Quelles sont les conséquences d’un dépôt de marque ?

Le dépôt d’une marque confère à son titulaire un monopole d’exploitation sur le signe pour les produits et services désignés, lui permettant d’agir contre toute utilisation non autorisée. Il s’agit d’un droit exclusif qui peut être opposé aux tiers, sous réserve des droits antérieurs et des exigences de validité de la marque.

Comment s’opposer à un dépôt de marque ?

Il est possible de s’opposer à un dépôt de marque en introduisant une opposition devant l’INPI (ou d’autres offices compétents) dans un délai déterminé après la publication de la demande. L’opposition doit être fondée sur des droits antérieurs, tels qu’une marque déjà enregistrée, une dénomination sociale, ou une indication géographique.

Quels sont les motifs qui permettent de demander la nullité de la marque ?
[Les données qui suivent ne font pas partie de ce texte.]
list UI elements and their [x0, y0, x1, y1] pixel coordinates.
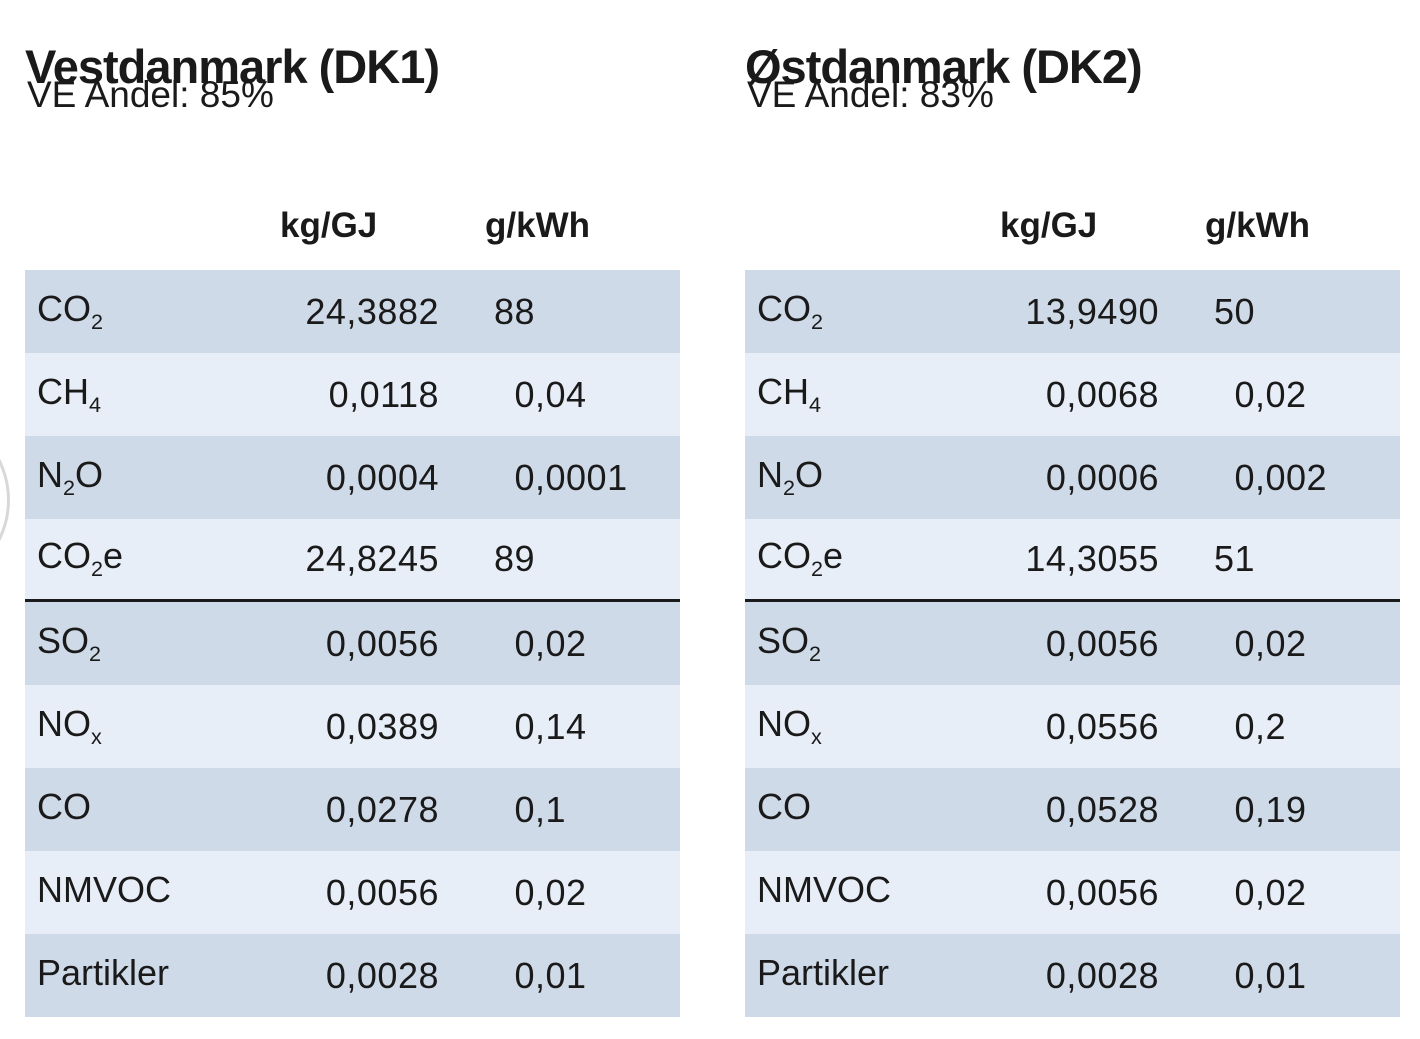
kg-per-gj-value: 13,9490: [1025, 290, 1159, 332]
kg-per-gj-value: 0,0004: [325, 456, 439, 498]
kg-per-gj-value: 0,0028: [325, 954, 439, 996]
substance-label: CO2e: [37, 535, 124, 582]
table-row: CO2e 24,8245 89: [25, 519, 680, 602]
kg-per-gj-value: 14,3055: [1025, 538, 1159, 579]
kg-per-gj-value: 0,0056: [325, 622, 439, 664]
g-per-kwh-value: 0,01: [514, 954, 587, 996]
g-per-kwh-value: 0,02: [1234, 622, 1307, 664]
table-row: CO2 13,9490 50: [745, 270, 1400, 353]
ve-share-label: VE Andel: 83%: [747, 74, 994, 115]
g-per-kwh-value: 50: [1213, 290, 1255, 332]
kg-per-gj-value: 0,0278: [325, 788, 439, 830]
emissions-table: CO2 13,9490 50 CH4 0,0068 0,02 N2O 0,000…: [745, 270, 1400, 1017]
col-header-kg-gj: kg/GJ: [1000, 206, 1098, 245]
table-row: N2O 0,0004 0,0001: [25, 436, 680, 519]
g-per-kwh-value: 0,19: [1234, 788, 1307, 830]
carousel-prev-button[interactable]: [0, 410, 10, 590]
region-title: Vestdanmark (DK1): [25, 40, 440, 94]
region-panel-dk2: Østdanmark (DK2) VE Andel: 83% kg/GJ g/k…: [745, 0, 1400, 1039]
kg-per-gj-value: 24,3882: [305, 290, 439, 332]
kg-per-gj-value: 0,0056: [1045, 871, 1159, 913]
substance-label: SO2: [757, 619, 822, 667]
g-per-kwh-value: 89: [493, 538, 535, 579]
substance-label: NOx: [757, 702, 822, 750]
table-row: NMVOC 0,0056 0,02: [25, 851, 680, 934]
g-per-kwh-value: 0,01: [1234, 954, 1307, 996]
kg-per-gj-value: 0,0056: [325, 871, 439, 913]
substance-label: SO2: [37, 619, 102, 667]
kg-per-gj-value: 0,0056: [1045, 622, 1159, 664]
table-row: Partikler 0,0028 0,01: [745, 934, 1400, 1017]
substance-label: CO2: [757, 287, 824, 335]
kg-per-gj-value: 0,0068: [1045, 373, 1159, 415]
g-per-kwh-value: 0,04: [514, 373, 587, 415]
substance-label: NOx: [37, 702, 102, 750]
substance-label: Partikler: [37, 951, 170, 993]
table-row: CO 0,0528 0,19: [745, 768, 1400, 851]
kg-per-gj-value: 0,0118: [328, 373, 439, 415]
g-per-kwh-value: 0,02: [514, 622, 587, 664]
substance-label: CH4: [37, 370, 102, 418]
emissions-table: CO2 24,3882 88 CH4 0,0118 0,04 N2O 0,000…: [25, 270, 680, 1017]
table-row: SO2 0,0056 0,02: [25, 602, 680, 685]
substance-label: CO: [757, 785, 811, 827]
g-per-kwh-value: 0,2: [1234, 705, 1287, 747]
table-row: NOx 0,0556 0,2: [745, 685, 1400, 768]
kg-per-gj-value: 0,0006: [1045, 456, 1159, 498]
substance-label: N2O: [757, 453, 824, 501]
substance-label: CO2e: [757, 535, 844, 582]
substance-label: CO: [37, 785, 91, 827]
substance-label: Partikler: [757, 951, 890, 993]
substance-label: CH4: [757, 370, 822, 418]
g-per-kwh-value: 0,0001: [514, 456, 628, 498]
substance-label: N2O: [37, 453, 104, 501]
g-per-kwh-value: 88: [493, 290, 535, 332]
kg-per-gj-value: 24,8245: [305, 538, 439, 579]
kg-per-gj-value: 0,0528: [1045, 788, 1159, 830]
g-per-kwh-value: 0,14: [514, 705, 587, 747]
region-panel-dk1: Vestdanmark (DK1) VE Andel: 85% kg/GJ g/…: [25, 0, 680, 1039]
table-row: CO2e 14,3055 51: [745, 519, 1400, 602]
g-per-kwh-value: 0,002: [1234, 456, 1328, 498]
table-row: CH4 0,0068 0,02: [745, 353, 1400, 436]
substance-label: CO2: [37, 287, 104, 335]
substance-label: NMVOC: [37, 868, 171, 910]
substance-label: NMVOC: [757, 868, 891, 910]
table-row: N2O 0,0006 0,002: [745, 436, 1400, 519]
g-per-kwh-value: 0,02: [514, 871, 587, 913]
table-row: CO2 24,3882 88: [25, 270, 680, 353]
g-per-kwh-value: 51: [1213, 538, 1255, 579]
table-row: NMVOC 0,0056 0,02: [745, 851, 1400, 934]
g-per-kwh-value: 0,02: [1234, 871, 1307, 913]
table-row: NOx 0,0389 0,14: [25, 685, 680, 768]
table-row: CH4 0,0118 0,04: [25, 353, 680, 436]
col-header-g-kwh: g/kWh: [1205, 206, 1310, 245]
ve-share-label: VE Andel: 85%: [27, 74, 274, 115]
kg-per-gj-value: 0,0389: [325, 705, 439, 747]
g-per-kwh-value: 0,02: [1234, 373, 1307, 415]
kg-per-gj-value: 0,0556: [1045, 705, 1159, 747]
g-per-kwh-value: 0,1: [514, 788, 567, 830]
table-row: Partikler 0,0028 0,01: [25, 934, 680, 1017]
col-header-g-kwh: g/kWh: [485, 206, 590, 245]
kg-per-gj-value: 0,0028: [1045, 954, 1159, 996]
col-header-kg-gj: kg/GJ: [280, 206, 378, 245]
table-row: CO 0,0278 0,1: [25, 768, 680, 851]
region-title: Østdanmark (DK2): [745, 40, 1143, 94]
table-row: SO2 0,0056 0,02: [745, 602, 1400, 685]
Une marque peut être annulée pour plusieurs raisons, notamment :

  • L’absence de distinctivité : si le signe est descriptif ou générique.
  • La mauvaise foi : si la demande a été déposée avec l’intention de nuire ou d’entraver les droits d’un tiers.
  • L’atteinte à des droits antérieurs : si elle porte atteinte à une marque préexistante ou à un autre droit protégé.
  • Le non-respect de l’ordre public et des bonnes mœurs : si la marque est contraire aux principes juridiques fondamentaux.

Qu’est-ce que la déchéance de la marque ?

La déchéance d’une marque signifie la perte de ses droits en raison de son non-usage pendant une période continue de cinq ans. Un tiers peut engager une action en déchéance pour libérer l’usage du signe concerné.

Quelles sont les 4 conditions auxquelles doit répondre une marque ?

Pour être valide, une marque doit remplir les conditions suivantes :

  1. Distinctivité : elle ne doit pas être générique ou descriptive.
  2. Disponibilité : elle ne doit pas porter atteinte aux droits d’un tiers.
  3. Licéité : elle ne doit pas être contraire à l’ordre public ou aux bonnes mœurs.
  4. Non-trompeuse : elle ne doit pas induire le public en erreur sur la nature, la qualité ou la provenance des produits ou services.

Comment s’opposer à une marque ?

L’opposition à une marque s’effectue en déposant une requête motivée auprès de l’INPI ou d’un autre office compétent. L’opposition doit être fondée sur des droits antérieurs et démontrer que l’enregistrement de la nouvelle marque créerait un risque de confusion pour le public.